The rationale for allowing laypersons to provide basic medical procedures rests on the recognition that the health condition of a person can rapidly change and/or professional responders may be unable get to the patient in a timely fashion. A major difference between mainstream medicine and cryonics, however, is that in cryonics there often is no local professional response team that can deploy quickly to stabilize the patient. As a consequence, one would expect to see more situations in which the initial, or even all, aspects of a cryonics case will need to be done by local volunteers—and that is exactly what has been observed. This does not necessarily indicate a deficiency on the part of professional cryonics standby organizations. Cryonics is simply not big enough to have professional response teams in every state and major city.
The objective of professional cryonics standby teams and cryonics first aid are the same: stabilize the condition of the patient. What sets cryonics first aid apart from the comprehensive protocols of professional standby organizations is the degree to which this objective can be accomplished and the equipment used.
Cryonics first response entails three procedures: cooling, circulation, and medications administration. One clear advantage that cryonics first aid responders have is that our most effective procedure, cooling, is also the easiest to implement. What usually sets good cryonics first aid apart from suboptimal cryonics first aid is the efficiency of cooling achieved and whether induction of hypothermia is augmented by chest compressions and medications administration. When cryonics first aid is done competently response time is fast, cooling rates are fast, circulation is restored, and a basic medications protocol to prevent clotting, brain injury, and swelling is administered.

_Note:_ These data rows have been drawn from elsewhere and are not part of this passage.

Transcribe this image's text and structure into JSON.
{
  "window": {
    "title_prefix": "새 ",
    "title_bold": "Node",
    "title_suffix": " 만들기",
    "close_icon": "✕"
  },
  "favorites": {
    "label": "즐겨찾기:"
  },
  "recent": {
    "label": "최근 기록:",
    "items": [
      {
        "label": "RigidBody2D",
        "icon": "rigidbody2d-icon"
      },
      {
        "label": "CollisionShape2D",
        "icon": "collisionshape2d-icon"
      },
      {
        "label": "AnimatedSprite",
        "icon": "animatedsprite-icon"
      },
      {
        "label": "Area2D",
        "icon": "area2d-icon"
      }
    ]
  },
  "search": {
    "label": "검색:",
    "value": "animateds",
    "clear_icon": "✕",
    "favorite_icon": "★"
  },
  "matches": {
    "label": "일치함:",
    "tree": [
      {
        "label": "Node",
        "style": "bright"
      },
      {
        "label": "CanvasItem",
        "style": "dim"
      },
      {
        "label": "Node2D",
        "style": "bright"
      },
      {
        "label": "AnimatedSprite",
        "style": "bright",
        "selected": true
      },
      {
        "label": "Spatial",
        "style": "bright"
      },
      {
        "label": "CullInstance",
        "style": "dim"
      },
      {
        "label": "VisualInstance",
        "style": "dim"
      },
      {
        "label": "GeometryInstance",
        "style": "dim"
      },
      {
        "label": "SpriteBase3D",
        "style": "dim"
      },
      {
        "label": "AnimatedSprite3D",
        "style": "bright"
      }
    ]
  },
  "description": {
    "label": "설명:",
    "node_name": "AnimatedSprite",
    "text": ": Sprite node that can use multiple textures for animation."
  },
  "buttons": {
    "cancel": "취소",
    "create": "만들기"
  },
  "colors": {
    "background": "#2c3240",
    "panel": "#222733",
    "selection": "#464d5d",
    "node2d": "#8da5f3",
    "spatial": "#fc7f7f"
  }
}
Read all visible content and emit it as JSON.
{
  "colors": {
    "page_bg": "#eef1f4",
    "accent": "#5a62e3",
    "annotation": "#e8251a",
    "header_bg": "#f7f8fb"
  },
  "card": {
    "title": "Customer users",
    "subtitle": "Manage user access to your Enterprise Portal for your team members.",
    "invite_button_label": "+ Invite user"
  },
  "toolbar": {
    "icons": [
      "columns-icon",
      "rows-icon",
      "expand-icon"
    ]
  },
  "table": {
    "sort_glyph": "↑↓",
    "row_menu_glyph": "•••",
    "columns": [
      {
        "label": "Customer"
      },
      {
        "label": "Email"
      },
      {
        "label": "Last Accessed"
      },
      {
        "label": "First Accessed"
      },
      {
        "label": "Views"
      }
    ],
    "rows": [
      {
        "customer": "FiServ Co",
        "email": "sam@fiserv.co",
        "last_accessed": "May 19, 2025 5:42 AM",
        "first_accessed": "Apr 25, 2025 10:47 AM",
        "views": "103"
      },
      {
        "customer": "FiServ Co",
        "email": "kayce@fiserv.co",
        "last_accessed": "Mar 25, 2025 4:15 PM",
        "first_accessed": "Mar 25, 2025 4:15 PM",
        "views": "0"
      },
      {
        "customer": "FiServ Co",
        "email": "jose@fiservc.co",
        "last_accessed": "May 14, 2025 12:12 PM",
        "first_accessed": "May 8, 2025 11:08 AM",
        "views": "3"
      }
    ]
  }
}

The topic of cryonics first aid has not received as much attention as other topics in cryonics. In the early days of cryonics it did not make sense to draw a distinction between cryonics first aid and advanced procedures because all procedures were done by (trained) volunteers. And later, when professional cryonics standby organizations were formed, the topic also received little attention because it was not sufficiently recognized that there would still be a large role to play for local cryonics groups in the provision of cryonics procedures. It is only now when we have come to appreciate the advantages of a “hybrid” standby model in which local team members provide first aid, or interact with professional standby organizations, that there is a need to clearly define the objectives, scope, and physical infrastructure associated with cryonics first aid.
Some of the current questions about cryonics first aid that Alcor seeks to address include: What is the exact cryonics first aid protocol? Which items should be in a cryonics first aid kit? Should cryonics first aid kits be available to groups or also to individual members? What makes a local group eligible for a full set of standby kits instead of a first aid kit? What will cryonics first aid training comprise? What is the difference between Alcor’s first aid protocol and Alcor’s abbreviated protocol designed for professional standby teams in case of a delayed response? How do professional standby teams such as ICE and SA interact with local cryonics first aid responders? Should first aid capabilities be enhanced in areas with many members and an active local community?